|Wednesday, 5 November 2003, 3:05 pm
Tags: News, Technology
Hello, Neo. The Matrix Revolutions opens today.
It’s Guy Fawkes Day in Britain. Susan B. Anthony was fined $100 for trying to vote in 1872. Happy Birthday Roy Rogers, Ike Turner, and Art Garfunkel.
- As expected, the FCC has voted 5-0 in favor of “broadcast flag” rules that will require that all devices capable of receiving digital TV signals come equipped with anti-piracy protection to keep flagged programs from being copied. By July 1, 2005 all TVs, VCRs, DVD players, and PCs must include anti-copying measures that prevent redistribution of flagged material. How long before these measures are cracked and defeated? Does anyone not know how to defeat region-encoding?
- Microsoft is offering $250,000 rewards for information leading to the arrest of the creators of MSBlast and SoBig. News.com says this is the first time a company has offered a reward for the capture of cybercriminals.
- The revolution is well on its way. Legal downloads have exceeded CD single sales in the US since the end of June by nearly 2 to 1.

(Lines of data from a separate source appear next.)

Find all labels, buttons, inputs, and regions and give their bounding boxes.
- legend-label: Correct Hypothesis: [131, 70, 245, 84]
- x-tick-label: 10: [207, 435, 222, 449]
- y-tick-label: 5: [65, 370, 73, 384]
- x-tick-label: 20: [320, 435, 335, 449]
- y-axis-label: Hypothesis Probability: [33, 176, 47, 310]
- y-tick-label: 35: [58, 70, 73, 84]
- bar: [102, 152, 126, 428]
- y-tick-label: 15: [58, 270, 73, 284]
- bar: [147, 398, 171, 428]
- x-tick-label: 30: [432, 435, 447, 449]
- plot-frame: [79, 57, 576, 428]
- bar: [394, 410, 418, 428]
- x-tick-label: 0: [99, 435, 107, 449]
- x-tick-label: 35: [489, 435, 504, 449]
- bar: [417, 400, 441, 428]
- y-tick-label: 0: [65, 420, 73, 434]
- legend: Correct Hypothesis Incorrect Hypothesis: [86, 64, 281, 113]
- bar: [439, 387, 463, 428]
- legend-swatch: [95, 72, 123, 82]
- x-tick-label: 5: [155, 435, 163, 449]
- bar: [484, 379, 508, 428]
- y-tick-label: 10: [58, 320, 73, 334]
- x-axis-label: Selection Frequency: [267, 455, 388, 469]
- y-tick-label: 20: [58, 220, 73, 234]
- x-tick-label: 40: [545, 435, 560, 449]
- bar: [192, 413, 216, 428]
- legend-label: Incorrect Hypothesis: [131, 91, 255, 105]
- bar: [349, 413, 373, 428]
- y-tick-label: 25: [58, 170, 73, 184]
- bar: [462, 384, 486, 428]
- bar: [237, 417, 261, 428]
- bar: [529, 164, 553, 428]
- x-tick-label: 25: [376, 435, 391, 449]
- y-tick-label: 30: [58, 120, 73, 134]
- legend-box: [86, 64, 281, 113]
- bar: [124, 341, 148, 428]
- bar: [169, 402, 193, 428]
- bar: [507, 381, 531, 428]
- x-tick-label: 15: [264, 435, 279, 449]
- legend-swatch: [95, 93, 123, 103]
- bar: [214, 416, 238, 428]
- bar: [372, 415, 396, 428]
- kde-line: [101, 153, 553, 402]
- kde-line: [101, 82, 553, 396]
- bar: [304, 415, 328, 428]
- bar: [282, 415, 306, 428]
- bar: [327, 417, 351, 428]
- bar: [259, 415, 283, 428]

- Intel claims that it has saved Moore’s law with the discovery of two new chip materials.
- As we reported on the show yesterday, Novell is back in the Linux business. The company, which already owns Ximian, is offering $210 million for Germany-based SuSE Linux. IBM pitches in $50 million. With Big Blue’s backing, the #2 Linux poses a real threat to #1 Red Hat. Newsforge has the morning after analysis.
- Xbox Next will have G5 like chips from IBM inside, graphics from ATI, and a chipset from SIS. Don’t expect anything before 2005, though. Just proves that gaming is now on the cutting edge of hardware innovation.
- Speaking of gaming machines, Sony has announced a new low cost handheld for late next year that will do everything but change the baby. The dual-processor PSP is a GameBoy competitor that will include a 16:9 24-bit screen, iPod like features, and maybe even a cell phone.